As Earth Churns…22c. East of Eden
Anak
changed the subject, “So, Cain, what are planning for sacrifice day? Dagon and
I have a little pile of crops set aside so we can at least qualify as givers.
Shouldn’t take much time and won’t cost us much either.”
“See
that pile over there,” Cain pointed behind him at the edge of the woods on the
west side of his acreage. “Planned on giving that.”
“That
much? All of it?” Anak snickered.
“Well, I
was, at least until I heard what you guys said about the new acceptance
policy,” Cain stated thoughtfully.
Dagon
took his turn, “You know, Cain, Anak and I figured that since we’re doing all
the work down here with absolutely no help from God or anybody else, why should
we worry about giving God anything. He’s up there in heaven with his gold
streets, all that massive wealth.”
He
paused allowing Anak to jump in, “We figured that since we planted the crops
and cared for the crops and harvested the crops, they are all ours.” Anak
didn’t even take a breath, “What ours is ours and God doesn’t need it anyway.”
Cain
replied with his brow raised thoughtfully, “I see what you mean. That’s just
about what I was thinking when Jesus showed up here the other day with his
holier-than-me attitude, his judgmental words, and his condemning tone of
voice.”
“Exactly!”
stated Dagon jumping on the anti-Jesus bandwagon. “That kid’s always butting in
where he’s not needed or wanted! What does he care about you for anyway, Cain?
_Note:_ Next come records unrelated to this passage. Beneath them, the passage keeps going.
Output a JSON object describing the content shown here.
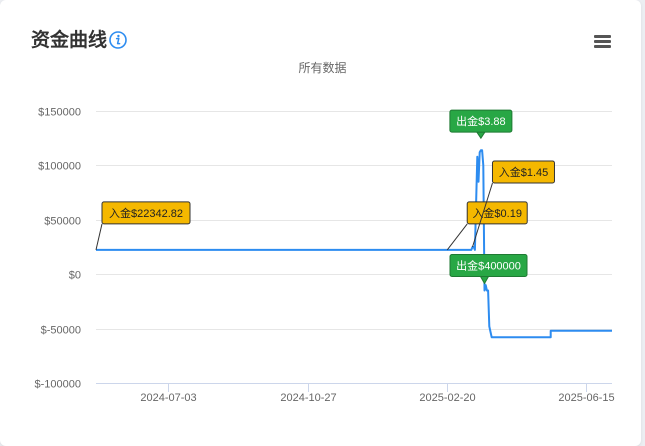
{
  "card": {
    "title": "资金曲线",
    "menu_icon": "hamburger-menu-icon",
    "info_icon": "info-circle-icon"
  },
  "colors": {
    "line": "#2d8cf0",
    "grid": "#e6e6e6",
    "axis": "#ccd6eb",
    "deposit_flag": "#f5b800",
    "withdraw_flag": "#28a745",
    "info_icon": "#2d8cf0"
  },
  "chart_data": {
    "type": "line",
    "subtitle": "所有数据",
    "ylim": [
      -100000,
      150000
    ],
    "y_ticks": [
      150000,
      100000,
      50000,
      0,
      -50000,
      -100000
    ],
    "y_tick_labels": [
      "$150000",
      "$100000",
      "$50000",
      "$0",
      "$-50000",
      "$-100000"
    ],
    "xlim": [
      "2024-05-04",
      "2025-07-07"
    ],
    "x_ticks": [
      "2024-07-03",
      "2024-10-27",
      "2025-02-20",
      "2025-06-15"
    ],
    "grid": true,
    "legend": "none",
    "series": [
      {
        "points": [
          [
            "2024-05-04",
            22342.82
          ],
          [
            "2025-03-12",
            22343
          ],
          [
            "2025-03-13",
            25000
          ],
          [
            "2025-03-14",
            25000
          ],
          [
            "2025-03-15",
            22350
          ],
          [
            "2025-03-17",
            108000
          ],
          [
            "2025-03-18",
            85000
          ],
          [
            "2025-03-19",
            112000
          ],
          [
            "2025-03-20",
            114000
          ],
          [
            "2025-03-21",
            114000
          ],
          [
            "2025-03-22",
            100000
          ],
          [
            "2025-03-23",
            -15000
          ],
          [
            "2025-03-24",
            -10000
          ],
          [
            "2025-03-25",
            -15000
          ],
          [
            "2025-03-26",
            -15000
          ],
          [
            "2025-03-27",
            -48000
          ],
          [
            "2025-03-28",
            -53000
          ],
          [
            "2025-03-29",
            -58000
          ],
          [
            "2025-05-14",
            -58000
          ],
          [
            "2025-05-17",
            -52000
          ],
          [
            "2025-07-07",
            -52000
          ]
        ]
      }
    ],
    "annotations": [
      {
        "kind": "deposit",
        "label": "入金$22342.82",
        "date": "2024-05-04",
        "value": 22342.82
      },
      {
        "kind": "deposit",
        "label": "入金$0.19",
        "date": "2025-02-20",
        "value": 22343
      },
      {
        "kind": "deposit",
        "label": "入金$1.45",
        "date": "2025-03-13",
        "value": 25000
      },
      {
        "kind": "withdraw",
        "label": "出金$3.88",
        "date": "2025-03-20",
        "value": 114000
      },
      {
        "kind": "withdraw",
        "label": "出金$400000",
        "date": "2025-03-23",
        "value": -15000
      }
    ]
  }
}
He’s got it all up in heaven including his own little throne next to the
Father’s. How cute is that?”
Anak
interjected with the finishing touch, “By the way, Cain, Dagon and I were just
discussing on our walk over here that we might not even do any sacrificing next
year. Keep it all for ourselves. What do you think?”
Cain
hurried his answer, “Sounds like a plan to me. I’m sick and tired of sweating
and straining all year only to give a bunch of the fruits of my labor away to
those that already have it all.”
Dagon
added, “Precisely. We’ll get through this year and then it’ll all be for us.”
Anak
stepped in, “Lookin’ out for Number One!”
“Yeah,
Number One! I like that!” Cain agreed. Then staring for a moment at his large
pile of stuff he’d set aside for the upcoming sacrifice, “Might even whittle
that heap down a might. Say, to about a tenth of what’s there.”
“Atta
boy!” shouted Anak.
“Now
you’re talkin’!” added Dagon.
Then all
three uttered nearly simultaneously, “Number One!”